An influence diagram is a directed graph composed of nodes and arcs (Figure 1).

The graph is acyclic. There are three types of nodes: decision, chance, and value. A decision node is represented by a rectangular box. A chance node is represented by a circular box. There is one unique value node displayed by a diamond or rhombus; occasionally an octagon is used. Arrows joining nodes are called arcs. The value node ends the diagram, and an influence diagram containing a value node is said to be oriented. In case there are no value nodes and decision nodes, the influence diagram coincides with a Bayesian network.

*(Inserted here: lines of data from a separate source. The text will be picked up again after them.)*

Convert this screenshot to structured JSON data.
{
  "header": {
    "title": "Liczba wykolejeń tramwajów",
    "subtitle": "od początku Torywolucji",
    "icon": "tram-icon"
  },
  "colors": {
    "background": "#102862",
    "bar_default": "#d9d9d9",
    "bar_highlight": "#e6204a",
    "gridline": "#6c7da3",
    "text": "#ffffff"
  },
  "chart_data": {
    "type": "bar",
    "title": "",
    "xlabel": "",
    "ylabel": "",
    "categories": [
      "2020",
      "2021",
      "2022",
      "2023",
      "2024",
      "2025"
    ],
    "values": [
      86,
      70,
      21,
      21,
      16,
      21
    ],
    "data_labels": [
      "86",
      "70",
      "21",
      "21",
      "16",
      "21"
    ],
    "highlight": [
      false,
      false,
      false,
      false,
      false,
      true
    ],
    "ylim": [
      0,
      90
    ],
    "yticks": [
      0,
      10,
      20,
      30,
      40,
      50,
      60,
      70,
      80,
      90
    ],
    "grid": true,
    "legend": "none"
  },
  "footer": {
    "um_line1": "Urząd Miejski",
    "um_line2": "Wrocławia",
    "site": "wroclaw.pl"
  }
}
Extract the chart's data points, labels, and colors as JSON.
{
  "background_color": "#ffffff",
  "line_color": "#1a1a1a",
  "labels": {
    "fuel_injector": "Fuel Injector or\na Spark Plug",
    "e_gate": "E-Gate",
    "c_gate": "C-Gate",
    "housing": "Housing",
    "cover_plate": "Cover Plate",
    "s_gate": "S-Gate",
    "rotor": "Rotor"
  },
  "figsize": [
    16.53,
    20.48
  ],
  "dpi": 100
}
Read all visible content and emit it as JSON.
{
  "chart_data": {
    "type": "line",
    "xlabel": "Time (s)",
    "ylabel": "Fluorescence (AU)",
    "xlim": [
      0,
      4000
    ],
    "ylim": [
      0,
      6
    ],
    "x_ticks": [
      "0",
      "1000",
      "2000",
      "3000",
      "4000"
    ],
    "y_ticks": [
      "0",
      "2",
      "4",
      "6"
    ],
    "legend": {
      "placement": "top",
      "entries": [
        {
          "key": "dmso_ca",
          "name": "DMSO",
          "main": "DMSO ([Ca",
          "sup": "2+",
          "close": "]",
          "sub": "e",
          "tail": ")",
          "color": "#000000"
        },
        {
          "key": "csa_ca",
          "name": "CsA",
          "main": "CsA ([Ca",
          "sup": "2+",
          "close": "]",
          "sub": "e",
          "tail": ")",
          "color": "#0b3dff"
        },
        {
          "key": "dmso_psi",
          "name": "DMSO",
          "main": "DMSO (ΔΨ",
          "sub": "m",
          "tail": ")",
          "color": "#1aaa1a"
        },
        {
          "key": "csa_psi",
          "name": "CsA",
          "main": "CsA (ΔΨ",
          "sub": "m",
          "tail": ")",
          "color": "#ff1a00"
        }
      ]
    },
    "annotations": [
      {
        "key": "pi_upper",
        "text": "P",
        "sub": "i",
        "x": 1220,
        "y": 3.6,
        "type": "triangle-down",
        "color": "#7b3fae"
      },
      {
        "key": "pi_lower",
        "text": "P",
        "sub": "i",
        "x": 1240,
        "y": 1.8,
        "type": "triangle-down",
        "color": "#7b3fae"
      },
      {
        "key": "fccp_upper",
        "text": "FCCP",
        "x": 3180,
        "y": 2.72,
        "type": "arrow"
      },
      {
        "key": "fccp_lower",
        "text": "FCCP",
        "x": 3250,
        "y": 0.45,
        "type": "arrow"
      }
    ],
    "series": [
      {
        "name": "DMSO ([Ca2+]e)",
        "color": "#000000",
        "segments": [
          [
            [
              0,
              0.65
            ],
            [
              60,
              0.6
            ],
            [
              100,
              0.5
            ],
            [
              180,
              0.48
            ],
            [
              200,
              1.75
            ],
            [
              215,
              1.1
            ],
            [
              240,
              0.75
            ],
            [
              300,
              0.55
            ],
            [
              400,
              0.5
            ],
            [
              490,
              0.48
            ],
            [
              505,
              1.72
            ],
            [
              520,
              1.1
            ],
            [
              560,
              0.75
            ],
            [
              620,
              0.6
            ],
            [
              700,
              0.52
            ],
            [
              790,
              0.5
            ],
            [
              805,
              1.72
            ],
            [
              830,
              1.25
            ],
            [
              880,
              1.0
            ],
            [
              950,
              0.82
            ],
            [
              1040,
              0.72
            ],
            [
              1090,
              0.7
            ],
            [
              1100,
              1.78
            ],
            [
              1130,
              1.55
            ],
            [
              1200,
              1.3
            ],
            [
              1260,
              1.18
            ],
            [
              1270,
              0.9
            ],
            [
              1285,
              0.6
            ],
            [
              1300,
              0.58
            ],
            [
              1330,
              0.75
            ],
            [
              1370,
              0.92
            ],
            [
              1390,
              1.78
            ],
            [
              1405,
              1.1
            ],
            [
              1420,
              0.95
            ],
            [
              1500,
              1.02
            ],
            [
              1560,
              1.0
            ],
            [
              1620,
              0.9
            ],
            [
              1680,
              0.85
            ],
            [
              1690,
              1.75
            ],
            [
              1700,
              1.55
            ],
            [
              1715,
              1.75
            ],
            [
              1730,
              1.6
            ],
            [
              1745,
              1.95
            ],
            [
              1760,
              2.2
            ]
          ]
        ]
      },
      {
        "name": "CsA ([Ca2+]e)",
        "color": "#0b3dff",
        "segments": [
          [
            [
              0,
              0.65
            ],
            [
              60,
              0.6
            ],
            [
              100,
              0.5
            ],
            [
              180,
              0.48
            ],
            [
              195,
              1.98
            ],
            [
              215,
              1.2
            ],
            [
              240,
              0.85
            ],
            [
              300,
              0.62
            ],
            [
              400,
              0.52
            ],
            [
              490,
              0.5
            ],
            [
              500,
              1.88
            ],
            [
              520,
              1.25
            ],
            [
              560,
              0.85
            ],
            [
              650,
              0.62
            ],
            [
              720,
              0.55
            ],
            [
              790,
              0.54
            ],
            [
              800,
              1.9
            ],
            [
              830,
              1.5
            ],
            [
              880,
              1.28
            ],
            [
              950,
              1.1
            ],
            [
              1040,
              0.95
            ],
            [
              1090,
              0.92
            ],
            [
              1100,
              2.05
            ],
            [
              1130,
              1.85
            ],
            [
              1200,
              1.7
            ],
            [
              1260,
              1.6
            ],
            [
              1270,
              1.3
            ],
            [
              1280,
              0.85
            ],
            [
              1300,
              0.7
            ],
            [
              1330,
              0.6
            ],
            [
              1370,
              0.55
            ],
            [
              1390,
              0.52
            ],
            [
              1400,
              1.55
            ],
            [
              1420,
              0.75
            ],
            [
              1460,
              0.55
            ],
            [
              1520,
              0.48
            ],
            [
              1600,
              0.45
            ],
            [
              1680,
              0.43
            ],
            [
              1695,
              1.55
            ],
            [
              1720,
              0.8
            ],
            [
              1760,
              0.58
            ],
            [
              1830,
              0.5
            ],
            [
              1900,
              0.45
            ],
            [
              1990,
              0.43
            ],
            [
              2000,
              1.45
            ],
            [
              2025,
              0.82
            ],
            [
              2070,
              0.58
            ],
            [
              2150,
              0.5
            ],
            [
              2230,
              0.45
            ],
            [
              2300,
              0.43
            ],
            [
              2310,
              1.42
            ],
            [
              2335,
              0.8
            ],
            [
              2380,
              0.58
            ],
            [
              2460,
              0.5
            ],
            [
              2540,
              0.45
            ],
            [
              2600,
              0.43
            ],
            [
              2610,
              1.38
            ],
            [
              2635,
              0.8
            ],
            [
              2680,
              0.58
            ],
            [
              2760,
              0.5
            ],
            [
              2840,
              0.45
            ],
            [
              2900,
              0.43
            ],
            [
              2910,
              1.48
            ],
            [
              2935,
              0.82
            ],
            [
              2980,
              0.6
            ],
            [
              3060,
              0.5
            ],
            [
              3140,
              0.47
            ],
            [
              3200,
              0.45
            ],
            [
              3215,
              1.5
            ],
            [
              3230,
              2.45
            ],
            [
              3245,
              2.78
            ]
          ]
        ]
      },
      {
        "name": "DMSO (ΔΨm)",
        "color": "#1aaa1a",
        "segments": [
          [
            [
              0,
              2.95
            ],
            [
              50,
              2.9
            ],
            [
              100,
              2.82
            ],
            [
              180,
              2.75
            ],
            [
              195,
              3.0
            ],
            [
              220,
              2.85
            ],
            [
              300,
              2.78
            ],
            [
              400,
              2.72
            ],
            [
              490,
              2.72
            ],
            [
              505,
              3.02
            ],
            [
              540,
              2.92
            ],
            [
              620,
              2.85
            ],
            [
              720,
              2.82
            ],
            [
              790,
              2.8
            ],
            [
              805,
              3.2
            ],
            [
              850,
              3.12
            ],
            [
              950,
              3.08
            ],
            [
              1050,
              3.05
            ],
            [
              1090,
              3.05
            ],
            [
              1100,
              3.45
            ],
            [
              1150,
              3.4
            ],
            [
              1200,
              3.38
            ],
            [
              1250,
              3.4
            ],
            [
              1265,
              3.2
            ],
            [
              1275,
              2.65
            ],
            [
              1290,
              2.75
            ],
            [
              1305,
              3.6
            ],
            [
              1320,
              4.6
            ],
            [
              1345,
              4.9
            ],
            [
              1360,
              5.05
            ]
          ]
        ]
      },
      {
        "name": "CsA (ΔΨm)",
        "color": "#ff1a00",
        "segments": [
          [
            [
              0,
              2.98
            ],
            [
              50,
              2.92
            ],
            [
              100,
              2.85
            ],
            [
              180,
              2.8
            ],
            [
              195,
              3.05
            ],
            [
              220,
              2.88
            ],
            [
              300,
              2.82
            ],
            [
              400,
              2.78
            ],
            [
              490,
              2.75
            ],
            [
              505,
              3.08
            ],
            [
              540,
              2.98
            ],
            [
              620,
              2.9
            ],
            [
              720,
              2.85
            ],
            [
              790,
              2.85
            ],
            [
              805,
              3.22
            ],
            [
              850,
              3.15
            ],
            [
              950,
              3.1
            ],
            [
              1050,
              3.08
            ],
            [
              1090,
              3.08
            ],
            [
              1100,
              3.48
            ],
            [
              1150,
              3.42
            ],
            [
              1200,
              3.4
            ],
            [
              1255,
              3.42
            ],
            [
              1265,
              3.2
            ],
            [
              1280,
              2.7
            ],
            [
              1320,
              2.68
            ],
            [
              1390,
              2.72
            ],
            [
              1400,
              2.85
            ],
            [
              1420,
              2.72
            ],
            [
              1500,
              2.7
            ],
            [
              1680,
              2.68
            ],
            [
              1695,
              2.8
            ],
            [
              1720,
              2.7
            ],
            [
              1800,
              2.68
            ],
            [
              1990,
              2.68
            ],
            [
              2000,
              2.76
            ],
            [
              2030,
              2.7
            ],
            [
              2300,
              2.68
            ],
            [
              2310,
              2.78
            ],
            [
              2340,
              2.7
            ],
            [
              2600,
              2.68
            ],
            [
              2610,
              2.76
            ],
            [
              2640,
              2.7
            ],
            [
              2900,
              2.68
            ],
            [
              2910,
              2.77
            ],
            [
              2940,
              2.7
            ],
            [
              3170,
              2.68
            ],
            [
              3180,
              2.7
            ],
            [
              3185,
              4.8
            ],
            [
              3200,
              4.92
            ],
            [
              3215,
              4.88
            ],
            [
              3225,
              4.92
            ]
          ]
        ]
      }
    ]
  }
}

Figure 1 displays an influence diagram representing the following decision-making problem. A physician must select the treatment for a patient. The first stage of the treatment foresees a choice between Cures A or B. The two cures have a different efficacy and a different cost, with their overall effect strongly dependent on the patient's response. After 1 week, the physician reevaluates the patient's conditions. Depending on the evaluation results, the physician has to decide between continuing with Cure A, switching to B, or resorting to a third cure, C. The problem contains two (sequential) decisions.

Elements

Nodes

An influence diagram contains three types of nodes. Decision nodes display the decisions to be taken at different stages of the decision analysis problem at hand. A variable contained in a decision node is an alternative. The choice among alternatives is under the control of the decision maker, who selects the alternative that maximizes the decision maker's utility. In Figure 1, decision node “Decision 1: A or B?” represents the first selection between Cures A and B; the node “Decision 2: A, B, or C?” represents the selection between Cures A, B, and C. The second selection is made after reeval-uation of the patient's conditions.